The trigger condition wasn’t a bug Cloudflare introduced. It had been sitting in hyper for years, across every version they tested. What changed was the reader on the other end of the socket. Cloudflare had recently replaced FL, their old request-routing intermediary, with a direct Unix socket connection for performance. The old reader happened to drain fast enough that the buffer almost never filled. The new, faster path occasionally let the buffer fill during large responses, exactly the condition the latent bug needed. An optimization made everything faster, and that speed is what exposed the flaw. It’s the same dynamic Uber ran into when they moved Distcp’s Copy Listing off a shared HDFS client: the fix that removed one bottleneck just shifted load onto a contention point nobody had stress-tested at the new speed.
The Fix, and Why the First Fix Was the Wrong One
The first patch added a pending check directly in the dispatch loop: if flush wasn’t done, return Poll::Pending and let the async runtime retry later. It worked. But it wasn’t the right fix to ship upstream. Returning pending early in the loop could starve reads on the same connection, and it breaks correctness for keepalive connections that reuse a socket across multiple requests.

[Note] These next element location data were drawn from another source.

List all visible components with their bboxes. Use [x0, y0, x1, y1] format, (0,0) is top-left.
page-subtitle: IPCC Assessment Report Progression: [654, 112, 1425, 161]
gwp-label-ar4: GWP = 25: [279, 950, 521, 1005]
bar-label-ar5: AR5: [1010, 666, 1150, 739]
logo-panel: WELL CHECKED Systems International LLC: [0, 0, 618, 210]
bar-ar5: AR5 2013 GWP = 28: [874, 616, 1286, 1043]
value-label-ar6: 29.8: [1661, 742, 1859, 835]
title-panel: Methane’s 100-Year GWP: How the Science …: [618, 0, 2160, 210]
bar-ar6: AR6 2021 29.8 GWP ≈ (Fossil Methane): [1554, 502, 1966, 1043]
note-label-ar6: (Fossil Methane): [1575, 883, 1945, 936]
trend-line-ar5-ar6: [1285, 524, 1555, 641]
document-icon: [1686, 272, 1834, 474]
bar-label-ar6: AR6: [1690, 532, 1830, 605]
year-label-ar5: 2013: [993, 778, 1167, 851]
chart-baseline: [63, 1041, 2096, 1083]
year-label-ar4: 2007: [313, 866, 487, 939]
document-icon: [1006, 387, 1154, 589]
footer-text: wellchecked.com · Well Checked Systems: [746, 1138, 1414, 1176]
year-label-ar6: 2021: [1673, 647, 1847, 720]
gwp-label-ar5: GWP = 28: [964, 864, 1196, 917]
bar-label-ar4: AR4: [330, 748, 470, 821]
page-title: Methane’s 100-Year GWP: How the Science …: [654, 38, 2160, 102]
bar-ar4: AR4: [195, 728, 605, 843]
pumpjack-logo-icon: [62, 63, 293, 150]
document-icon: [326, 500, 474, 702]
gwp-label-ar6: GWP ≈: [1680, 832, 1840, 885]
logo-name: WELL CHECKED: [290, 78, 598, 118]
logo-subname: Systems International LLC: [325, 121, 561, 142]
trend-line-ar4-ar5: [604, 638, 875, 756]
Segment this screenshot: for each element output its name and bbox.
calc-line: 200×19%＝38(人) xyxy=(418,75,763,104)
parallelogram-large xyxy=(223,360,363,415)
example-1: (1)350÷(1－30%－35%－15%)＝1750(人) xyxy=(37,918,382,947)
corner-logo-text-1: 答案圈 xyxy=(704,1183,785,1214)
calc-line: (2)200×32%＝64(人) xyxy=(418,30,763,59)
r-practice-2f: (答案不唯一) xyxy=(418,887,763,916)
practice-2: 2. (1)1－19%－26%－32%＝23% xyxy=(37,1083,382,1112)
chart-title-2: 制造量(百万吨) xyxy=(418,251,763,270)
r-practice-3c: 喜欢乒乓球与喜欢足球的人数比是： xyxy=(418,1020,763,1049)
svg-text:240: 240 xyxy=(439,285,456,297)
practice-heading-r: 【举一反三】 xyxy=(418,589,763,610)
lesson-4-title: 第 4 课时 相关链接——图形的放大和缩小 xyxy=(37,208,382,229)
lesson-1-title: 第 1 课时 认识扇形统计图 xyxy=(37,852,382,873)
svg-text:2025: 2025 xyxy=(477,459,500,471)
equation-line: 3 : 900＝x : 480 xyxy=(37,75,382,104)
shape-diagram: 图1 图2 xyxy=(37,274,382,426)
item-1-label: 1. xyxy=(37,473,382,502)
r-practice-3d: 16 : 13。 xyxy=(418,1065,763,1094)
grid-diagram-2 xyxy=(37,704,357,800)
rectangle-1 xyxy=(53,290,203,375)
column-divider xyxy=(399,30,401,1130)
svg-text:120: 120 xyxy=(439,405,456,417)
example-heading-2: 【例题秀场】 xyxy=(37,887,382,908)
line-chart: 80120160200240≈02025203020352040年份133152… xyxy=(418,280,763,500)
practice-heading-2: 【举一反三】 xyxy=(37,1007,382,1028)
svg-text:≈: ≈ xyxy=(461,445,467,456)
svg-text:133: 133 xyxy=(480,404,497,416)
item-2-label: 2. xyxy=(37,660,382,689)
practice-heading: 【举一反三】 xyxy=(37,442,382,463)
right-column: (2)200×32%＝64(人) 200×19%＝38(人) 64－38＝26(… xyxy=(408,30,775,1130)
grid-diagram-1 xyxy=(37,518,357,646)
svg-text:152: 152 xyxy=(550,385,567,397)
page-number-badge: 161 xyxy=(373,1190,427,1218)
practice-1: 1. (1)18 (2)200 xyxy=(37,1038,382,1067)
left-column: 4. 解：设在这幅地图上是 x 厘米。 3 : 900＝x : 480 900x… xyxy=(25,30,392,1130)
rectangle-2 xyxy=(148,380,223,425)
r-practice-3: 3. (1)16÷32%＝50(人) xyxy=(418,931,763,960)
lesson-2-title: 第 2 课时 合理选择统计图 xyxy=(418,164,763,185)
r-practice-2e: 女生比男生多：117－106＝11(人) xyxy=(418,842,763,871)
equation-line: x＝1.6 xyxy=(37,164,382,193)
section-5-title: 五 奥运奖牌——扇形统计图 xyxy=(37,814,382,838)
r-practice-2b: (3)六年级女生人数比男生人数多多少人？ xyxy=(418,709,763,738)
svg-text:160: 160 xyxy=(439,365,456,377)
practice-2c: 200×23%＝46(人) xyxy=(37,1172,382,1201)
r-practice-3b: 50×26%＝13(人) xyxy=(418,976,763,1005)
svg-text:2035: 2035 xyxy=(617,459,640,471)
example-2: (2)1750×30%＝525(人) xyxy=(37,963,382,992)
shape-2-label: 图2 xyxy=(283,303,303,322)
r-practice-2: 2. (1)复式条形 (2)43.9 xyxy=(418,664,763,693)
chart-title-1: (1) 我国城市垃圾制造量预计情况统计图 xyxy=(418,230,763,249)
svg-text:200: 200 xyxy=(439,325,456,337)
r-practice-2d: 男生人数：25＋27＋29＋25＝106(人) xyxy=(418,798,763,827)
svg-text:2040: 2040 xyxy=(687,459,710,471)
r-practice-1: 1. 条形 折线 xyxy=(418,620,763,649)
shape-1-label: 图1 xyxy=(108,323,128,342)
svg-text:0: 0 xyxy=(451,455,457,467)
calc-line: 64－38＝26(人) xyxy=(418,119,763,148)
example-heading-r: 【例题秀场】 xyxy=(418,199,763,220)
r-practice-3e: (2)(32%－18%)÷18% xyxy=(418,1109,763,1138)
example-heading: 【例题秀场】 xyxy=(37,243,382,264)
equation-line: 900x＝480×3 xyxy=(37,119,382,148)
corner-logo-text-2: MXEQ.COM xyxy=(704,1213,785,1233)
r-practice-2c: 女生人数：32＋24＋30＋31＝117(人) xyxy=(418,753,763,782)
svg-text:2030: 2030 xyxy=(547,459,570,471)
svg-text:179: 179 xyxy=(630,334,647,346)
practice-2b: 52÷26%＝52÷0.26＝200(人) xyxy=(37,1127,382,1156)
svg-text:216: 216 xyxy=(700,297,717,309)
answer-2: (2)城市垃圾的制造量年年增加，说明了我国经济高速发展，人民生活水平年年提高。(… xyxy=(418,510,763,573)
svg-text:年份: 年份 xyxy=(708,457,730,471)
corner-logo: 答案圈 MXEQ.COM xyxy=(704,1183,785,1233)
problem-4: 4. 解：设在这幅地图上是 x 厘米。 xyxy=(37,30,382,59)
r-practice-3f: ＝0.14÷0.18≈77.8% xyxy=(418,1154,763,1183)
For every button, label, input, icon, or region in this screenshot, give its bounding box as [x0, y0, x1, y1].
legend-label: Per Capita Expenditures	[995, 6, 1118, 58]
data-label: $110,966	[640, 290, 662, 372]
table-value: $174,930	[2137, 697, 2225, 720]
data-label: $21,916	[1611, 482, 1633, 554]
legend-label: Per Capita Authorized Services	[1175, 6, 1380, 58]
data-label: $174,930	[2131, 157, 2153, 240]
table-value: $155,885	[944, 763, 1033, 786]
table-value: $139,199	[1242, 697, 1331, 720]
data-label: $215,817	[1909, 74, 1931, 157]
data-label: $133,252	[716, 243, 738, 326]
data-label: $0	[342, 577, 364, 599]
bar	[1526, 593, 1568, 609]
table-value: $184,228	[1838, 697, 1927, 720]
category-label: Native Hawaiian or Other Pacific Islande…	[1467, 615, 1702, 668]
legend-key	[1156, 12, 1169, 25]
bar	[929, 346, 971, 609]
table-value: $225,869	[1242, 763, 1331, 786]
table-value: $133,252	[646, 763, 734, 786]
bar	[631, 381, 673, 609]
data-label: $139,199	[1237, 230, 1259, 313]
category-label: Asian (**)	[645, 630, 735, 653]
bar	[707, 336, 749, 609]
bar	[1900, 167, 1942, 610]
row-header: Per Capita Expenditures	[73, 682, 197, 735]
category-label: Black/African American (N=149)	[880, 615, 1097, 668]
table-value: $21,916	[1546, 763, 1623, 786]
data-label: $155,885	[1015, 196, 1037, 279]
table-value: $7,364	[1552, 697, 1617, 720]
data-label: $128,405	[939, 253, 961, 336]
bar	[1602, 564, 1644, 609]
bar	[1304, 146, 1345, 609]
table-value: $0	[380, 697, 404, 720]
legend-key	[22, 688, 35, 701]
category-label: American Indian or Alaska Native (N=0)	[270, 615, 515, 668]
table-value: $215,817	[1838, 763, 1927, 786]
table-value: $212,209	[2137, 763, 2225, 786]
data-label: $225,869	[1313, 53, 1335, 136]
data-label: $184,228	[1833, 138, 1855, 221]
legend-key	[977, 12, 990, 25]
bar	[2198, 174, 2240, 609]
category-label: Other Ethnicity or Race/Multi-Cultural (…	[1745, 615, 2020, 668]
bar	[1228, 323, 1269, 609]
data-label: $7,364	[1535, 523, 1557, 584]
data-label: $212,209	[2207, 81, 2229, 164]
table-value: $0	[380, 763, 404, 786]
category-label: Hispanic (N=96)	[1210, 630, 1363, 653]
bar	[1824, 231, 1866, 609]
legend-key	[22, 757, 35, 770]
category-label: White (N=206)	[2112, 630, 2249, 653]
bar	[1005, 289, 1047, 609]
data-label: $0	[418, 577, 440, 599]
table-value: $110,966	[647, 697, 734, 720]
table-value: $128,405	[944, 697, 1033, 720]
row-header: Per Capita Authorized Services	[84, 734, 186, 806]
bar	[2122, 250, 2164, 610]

The fix that landed moved one level deeper, into poll_shutdown itself:
rust
pub(crate) fn poll_shutdown(
&mut self,
cx: &mut Context<'_>,
) -> Poll<io::Result<()>> {
ready!(self.poll_flush(cx)?);
Pin::new(&mut self.io).poll_shutdown(cx)
}Flush before shutting down, every time. It doesn’t touch the dispatch loop’s behavior at all, it just closes the gap where the invariant was missing: the socket can’t close while there’s still unflushed data behind it. Cloudflare merged this into hyper upstream as PR #4018.
What to Take Back to Your System
Discarded results are where bugs hide. let _ = expr, or its equivalent in any language (ignored return values, swallowed exceptions, _ = err), throws away exactly the information you need when something stalls instead of completing. Audit the places in your codebase where you discard a result because it “usually doesn’t matter.” Usually isn’t always.
Application-level observability has a floor. Logs, traces, and metrics describe what your code thinks happened. They can’t see what the kernel or runtime did underneath. When every high-level signal says “fine” but users see broken output, drop a layer: strace, tcpdump, or whatever the equivalent is for your stack.
The tool you use to observe a race can erase it. If adding instrumentation makes a bug disappear, that’s not a fix, it’s a clue. Narrow your filter to the minimum needed, the way Cloudflare narrowed their strace syscall list, instead of assuming the bug is gone.
Making something faster can surface bugs that slowness was hiding. The race condition existed in hyper for years. It needed backpressure to trigger, and the older, slower intermediary happened to provide just enough resistance to avoid it. When you ship a performance win, ask what timing assumptions it just changed, not just what it sped up.
A four-line fix can take six weeks to find. The size of a fix tells you nothing about the size of the investigation behind it. Budget debugging time on signal strength (timing-dependent, scales with load, vanishes under direct testing), not on a guess about how hard the eventual fix will be.